How Canada's Election Laws Screw Independents

    Official registered party or GTFO.

    Sure, you could run for a major political party. But you'd have to network with partisans, win a nomination race, and get approved by your party leader. So why not run as an Independent?

    The only downside is the deck is stacked against you and you'll almost certainly lose.

    Party candidates can fundraise any time, year after year. Independents cannot.

    Plus, if party candidates have money left over after an election they can keep it for next time. Independents have to hand it all over to the government. Thanks to this rule, Independent candidate Brent Rathgeber is battling money he raised himself.

    Elections Canada has called for fixes to this imbalance since the 1990s. Consecutive Liberal and Conservative governments have ignored it. Even the sweeping election reform law passed last year made no changes for Independents.

    In theory, everyone should have a fair chance to run for Parliament in a democracy. But in Canada the political parties have created fundraising rules so lopsided that their candidates have a major head start.

    "A level playing field doesn't serve the interests of those who currently have power," said Rathgeber.

    "That's why it's been overlooked notwithstanding numerous overhauls of our election law."

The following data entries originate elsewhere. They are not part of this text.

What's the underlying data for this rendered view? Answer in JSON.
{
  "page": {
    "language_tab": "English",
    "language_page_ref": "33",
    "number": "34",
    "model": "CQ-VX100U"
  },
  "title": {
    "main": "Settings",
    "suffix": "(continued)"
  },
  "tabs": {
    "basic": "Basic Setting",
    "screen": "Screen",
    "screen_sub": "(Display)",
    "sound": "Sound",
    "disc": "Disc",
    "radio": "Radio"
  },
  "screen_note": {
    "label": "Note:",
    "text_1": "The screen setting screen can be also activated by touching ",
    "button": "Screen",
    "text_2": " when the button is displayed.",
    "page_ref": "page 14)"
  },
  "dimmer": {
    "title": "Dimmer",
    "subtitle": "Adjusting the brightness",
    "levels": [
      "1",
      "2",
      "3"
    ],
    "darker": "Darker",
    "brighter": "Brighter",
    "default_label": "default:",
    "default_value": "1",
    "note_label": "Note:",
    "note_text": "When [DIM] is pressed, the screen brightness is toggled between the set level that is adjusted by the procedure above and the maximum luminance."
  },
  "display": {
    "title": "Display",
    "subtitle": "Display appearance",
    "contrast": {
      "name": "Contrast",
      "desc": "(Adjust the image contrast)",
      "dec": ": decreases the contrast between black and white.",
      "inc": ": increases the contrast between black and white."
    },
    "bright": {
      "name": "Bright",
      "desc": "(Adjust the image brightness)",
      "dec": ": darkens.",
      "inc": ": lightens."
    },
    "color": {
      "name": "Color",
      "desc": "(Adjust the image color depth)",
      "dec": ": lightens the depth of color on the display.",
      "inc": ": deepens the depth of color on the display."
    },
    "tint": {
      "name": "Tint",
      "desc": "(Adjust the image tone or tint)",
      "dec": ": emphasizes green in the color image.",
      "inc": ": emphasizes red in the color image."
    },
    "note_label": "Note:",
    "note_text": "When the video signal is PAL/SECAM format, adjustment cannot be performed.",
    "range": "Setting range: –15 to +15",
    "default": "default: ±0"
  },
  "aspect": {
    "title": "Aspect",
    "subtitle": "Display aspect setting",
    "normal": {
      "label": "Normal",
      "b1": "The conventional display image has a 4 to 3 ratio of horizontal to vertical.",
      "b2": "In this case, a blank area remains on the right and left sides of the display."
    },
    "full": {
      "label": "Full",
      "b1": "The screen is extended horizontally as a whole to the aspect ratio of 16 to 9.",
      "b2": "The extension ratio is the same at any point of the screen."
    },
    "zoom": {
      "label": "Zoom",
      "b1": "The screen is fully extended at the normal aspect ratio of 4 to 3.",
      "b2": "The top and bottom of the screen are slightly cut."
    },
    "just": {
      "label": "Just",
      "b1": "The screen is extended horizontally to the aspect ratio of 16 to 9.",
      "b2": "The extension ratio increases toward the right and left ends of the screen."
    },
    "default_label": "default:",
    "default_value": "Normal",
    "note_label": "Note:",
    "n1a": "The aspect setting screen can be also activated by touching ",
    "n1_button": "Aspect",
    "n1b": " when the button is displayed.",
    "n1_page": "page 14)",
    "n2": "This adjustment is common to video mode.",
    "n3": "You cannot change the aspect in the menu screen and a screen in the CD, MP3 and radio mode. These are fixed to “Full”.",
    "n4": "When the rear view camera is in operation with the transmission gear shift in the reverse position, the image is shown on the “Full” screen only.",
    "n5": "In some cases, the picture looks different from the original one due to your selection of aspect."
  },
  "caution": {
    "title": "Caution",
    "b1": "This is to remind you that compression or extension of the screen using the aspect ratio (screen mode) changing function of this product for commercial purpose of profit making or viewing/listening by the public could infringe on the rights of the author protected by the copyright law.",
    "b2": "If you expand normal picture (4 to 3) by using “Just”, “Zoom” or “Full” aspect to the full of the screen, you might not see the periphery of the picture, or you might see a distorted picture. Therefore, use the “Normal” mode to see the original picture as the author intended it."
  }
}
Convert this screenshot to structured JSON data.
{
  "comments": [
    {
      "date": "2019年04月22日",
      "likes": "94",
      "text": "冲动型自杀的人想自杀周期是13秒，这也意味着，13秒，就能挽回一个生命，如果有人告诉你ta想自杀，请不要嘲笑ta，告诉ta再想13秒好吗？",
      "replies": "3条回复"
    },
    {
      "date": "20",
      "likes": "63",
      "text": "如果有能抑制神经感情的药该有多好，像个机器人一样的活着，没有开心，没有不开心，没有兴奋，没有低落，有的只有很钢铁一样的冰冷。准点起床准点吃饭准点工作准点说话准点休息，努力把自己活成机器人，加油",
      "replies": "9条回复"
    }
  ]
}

    The fear around letting Independent candidates fundraise is that they would go around issuing tax rebates but then take the money and flee to Mexico. Rathgeber and others have proposed solutions to this, such as having respected local residents act as guarantors.

    So far those proposals have all been ignored. Rathgeber says he believes he has a competitive shot to win the riding of Edmonton-St. Albert. If he does so he'll join Bill Casey, Andre Arthur, and Chuck Cadman as the only Independents to win an election race in the past two decades.